At a time when decoding is mandatory to separate spin from substance, it is refreshing to discover a CD release that does exactly what it says on the can. John Ramsay's Four String Quartets have been recorded by the Fitzwilliam Quartet - acclaimed for their Shostakovich recordings - on 2 CDs for independent label Métier. Totally committed performances are captured in excellent sound in St. Martin's Church, East Woodhay, Berkshire by Philip Hobbs, who is best known for his work for Linn Records. But above all we are not dealing with promise: John Ramsay comes to us as a fully formed composer with something important to say and the technique to say it. It would be nice if classical music gets as excited about eighty-seven minutes of never previously heard John Ramsay as it did about two minutes of previously heard Brahms. But I am not holding my breath.


* The distinctive cover art and CD label seen here use micro-photographs of rock crystals in polarised light by John Ramsay. Writing string quartets is most definitely not among my talents or ambitions, but I did read geology as a subsidiary subject at university. Which leads to Meditations on a Byzantine hymn.

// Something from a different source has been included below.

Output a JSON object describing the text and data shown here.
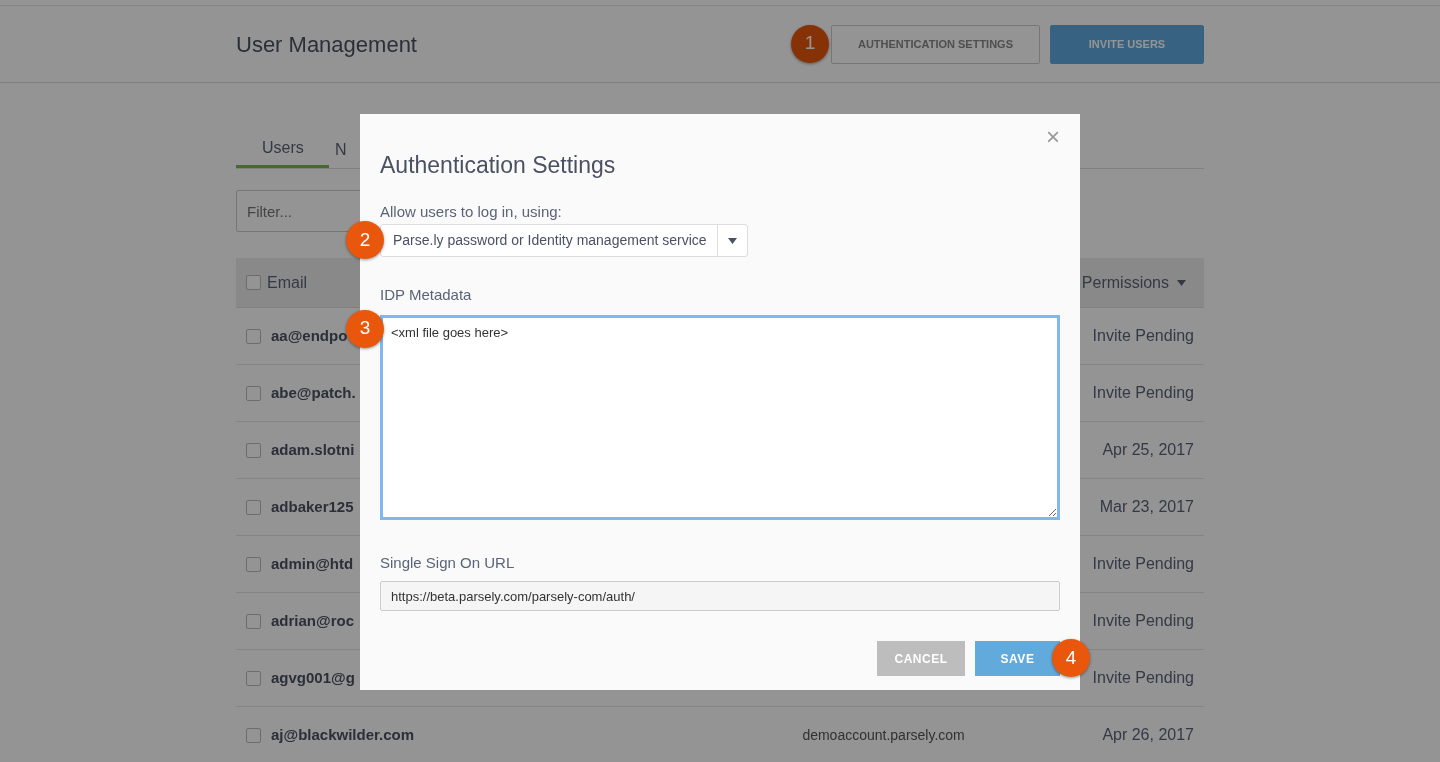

Also on Facebook and Twitter. CDs of John Ramsay's Four Quartets were supplied as a requested sample. Any copyrighted material on these pages is included as "fair use", for the purpose of study, review or critical analysis only, and will be removed at the request of copyright owner(s). Report broken links, missing images and errors to - overgrownpath at hotmail dot co dot uk

Comments

Pliable said…
Via Twitter @clivepaget - @overgrownpath Couldn't agree more! There's so much interesting 'new' stuff getting first recordings on enterprising labels #goodtimes
Andrew Morris said…
“It is also a dead certainty that retrogressive attitudes within classical music itself will not feature among the challenges.”

Totally agree. There are so many issues about how classical music presents itself and many seem blind to them. Even as a lover of the music of past centuries, the dismissal by so many in the field of the new or difficult is very depressing to me. I can think of no other art form that is quite so deaf to its own future.